I’m currently on sabbatical and trying my best to downshift by ignoring all the emails and the business opportunities and so forth. It’s hard to ignore, especially with two young kids to take care of. But I’m trying.
I’m really in the thick of fatherhood with two kids under five years old. So I don’t have that much energy or free time to do much of anything else really. If I’m not writing, I’m spending time with my kids.
I guess, if there was any time to have a baby, it’s right before the pandemic begins.
Finally, I really want to focus on spending more money and living a better life. This bull market is like winning the lottery. Got to enjoy our winnings more!
Sam
I love that you’re turning your focus on enjoying your money and not just accumulating!
we just voluntarily gave up an income to enjoy some of our hard earned money. i’m sure it wasn’t as lucrative as your business but we gave it up. i’m looking forward to shifting towards the drawdown phase.
I’m glad you’re excited about the drawdown phase. It’s great you are able to chill! I’m enjoying a slower schedule, for sure, but still quieting that voice in my head pushing me to stay busy. I keep ignoring it, and I expect it will go away eventually!
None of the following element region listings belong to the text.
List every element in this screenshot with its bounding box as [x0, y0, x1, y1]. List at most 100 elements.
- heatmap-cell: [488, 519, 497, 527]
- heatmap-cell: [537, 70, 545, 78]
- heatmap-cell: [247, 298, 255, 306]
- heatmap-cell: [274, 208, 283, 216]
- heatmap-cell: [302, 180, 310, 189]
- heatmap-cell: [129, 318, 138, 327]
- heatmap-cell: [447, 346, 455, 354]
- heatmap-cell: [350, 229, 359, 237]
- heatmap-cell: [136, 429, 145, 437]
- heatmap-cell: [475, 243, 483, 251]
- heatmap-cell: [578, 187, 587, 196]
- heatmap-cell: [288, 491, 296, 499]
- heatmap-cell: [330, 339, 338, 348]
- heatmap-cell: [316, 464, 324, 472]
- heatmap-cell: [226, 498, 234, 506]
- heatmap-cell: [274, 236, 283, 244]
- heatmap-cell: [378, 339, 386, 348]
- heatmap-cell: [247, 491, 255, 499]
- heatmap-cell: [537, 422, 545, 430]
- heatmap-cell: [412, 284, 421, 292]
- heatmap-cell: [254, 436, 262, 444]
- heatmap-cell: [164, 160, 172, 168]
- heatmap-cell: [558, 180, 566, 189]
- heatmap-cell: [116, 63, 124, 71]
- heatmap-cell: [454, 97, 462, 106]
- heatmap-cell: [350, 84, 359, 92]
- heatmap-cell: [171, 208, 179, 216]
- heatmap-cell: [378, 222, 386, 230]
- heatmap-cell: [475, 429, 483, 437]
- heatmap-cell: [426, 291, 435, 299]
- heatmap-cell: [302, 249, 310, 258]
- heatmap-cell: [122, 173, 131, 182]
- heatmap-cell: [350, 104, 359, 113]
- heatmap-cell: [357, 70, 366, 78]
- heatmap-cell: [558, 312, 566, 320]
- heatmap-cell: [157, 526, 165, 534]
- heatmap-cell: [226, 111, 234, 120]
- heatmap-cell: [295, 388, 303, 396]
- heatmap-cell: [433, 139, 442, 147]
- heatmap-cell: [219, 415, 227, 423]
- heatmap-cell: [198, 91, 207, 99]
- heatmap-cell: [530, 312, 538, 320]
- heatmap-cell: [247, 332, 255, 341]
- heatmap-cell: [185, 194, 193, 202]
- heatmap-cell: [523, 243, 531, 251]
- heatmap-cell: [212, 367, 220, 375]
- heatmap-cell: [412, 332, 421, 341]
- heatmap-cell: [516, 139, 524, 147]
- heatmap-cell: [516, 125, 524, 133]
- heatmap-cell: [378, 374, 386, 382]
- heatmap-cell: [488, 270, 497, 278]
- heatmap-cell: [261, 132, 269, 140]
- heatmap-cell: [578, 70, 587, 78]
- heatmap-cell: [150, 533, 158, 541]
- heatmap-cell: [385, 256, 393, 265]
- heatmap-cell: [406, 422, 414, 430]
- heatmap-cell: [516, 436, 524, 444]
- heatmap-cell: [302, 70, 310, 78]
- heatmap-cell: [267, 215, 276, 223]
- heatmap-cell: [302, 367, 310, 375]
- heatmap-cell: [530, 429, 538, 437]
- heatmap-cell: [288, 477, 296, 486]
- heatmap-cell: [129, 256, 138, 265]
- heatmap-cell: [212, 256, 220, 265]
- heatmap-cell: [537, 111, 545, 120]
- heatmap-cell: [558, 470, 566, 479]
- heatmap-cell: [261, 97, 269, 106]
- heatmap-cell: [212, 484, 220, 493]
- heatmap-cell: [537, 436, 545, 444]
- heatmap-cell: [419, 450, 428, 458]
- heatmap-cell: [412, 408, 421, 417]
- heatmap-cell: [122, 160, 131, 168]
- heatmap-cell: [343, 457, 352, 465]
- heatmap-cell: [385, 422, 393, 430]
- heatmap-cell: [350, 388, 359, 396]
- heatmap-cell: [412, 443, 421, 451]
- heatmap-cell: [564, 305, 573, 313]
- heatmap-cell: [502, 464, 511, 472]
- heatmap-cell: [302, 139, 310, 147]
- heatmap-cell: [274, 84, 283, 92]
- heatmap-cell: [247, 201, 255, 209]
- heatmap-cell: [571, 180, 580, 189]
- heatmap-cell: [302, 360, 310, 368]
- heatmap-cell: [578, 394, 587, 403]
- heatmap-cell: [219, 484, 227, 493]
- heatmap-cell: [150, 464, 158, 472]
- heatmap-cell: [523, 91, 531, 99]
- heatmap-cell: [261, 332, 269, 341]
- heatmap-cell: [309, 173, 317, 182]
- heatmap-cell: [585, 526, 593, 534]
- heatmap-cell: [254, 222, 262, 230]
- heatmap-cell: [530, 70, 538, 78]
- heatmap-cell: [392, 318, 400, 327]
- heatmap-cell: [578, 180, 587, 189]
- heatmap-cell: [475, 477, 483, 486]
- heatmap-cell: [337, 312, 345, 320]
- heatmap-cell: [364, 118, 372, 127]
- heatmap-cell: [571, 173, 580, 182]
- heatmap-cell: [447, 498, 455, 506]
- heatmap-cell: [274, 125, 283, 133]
One of the reasons I enjoy reading your blog is that we’re both at the same point in our progression. We’ve achieved FI, but we’re both still working. I am currently looking at the potential of being laid off/let go in the next couple of months – so I’m exploring what to do next. It is an interesting mental exercise.
Love that you’re aiming to get laid off instead of just quitting. I did the same with my corporate job almost 15 years ago. It took 3 requests but I was able to negotiate a package of 6 months, including healthcare and enough time to bridge me to my pension eligibility. I know other people who have also gotten several months, which is significant and can pay for that exploration time!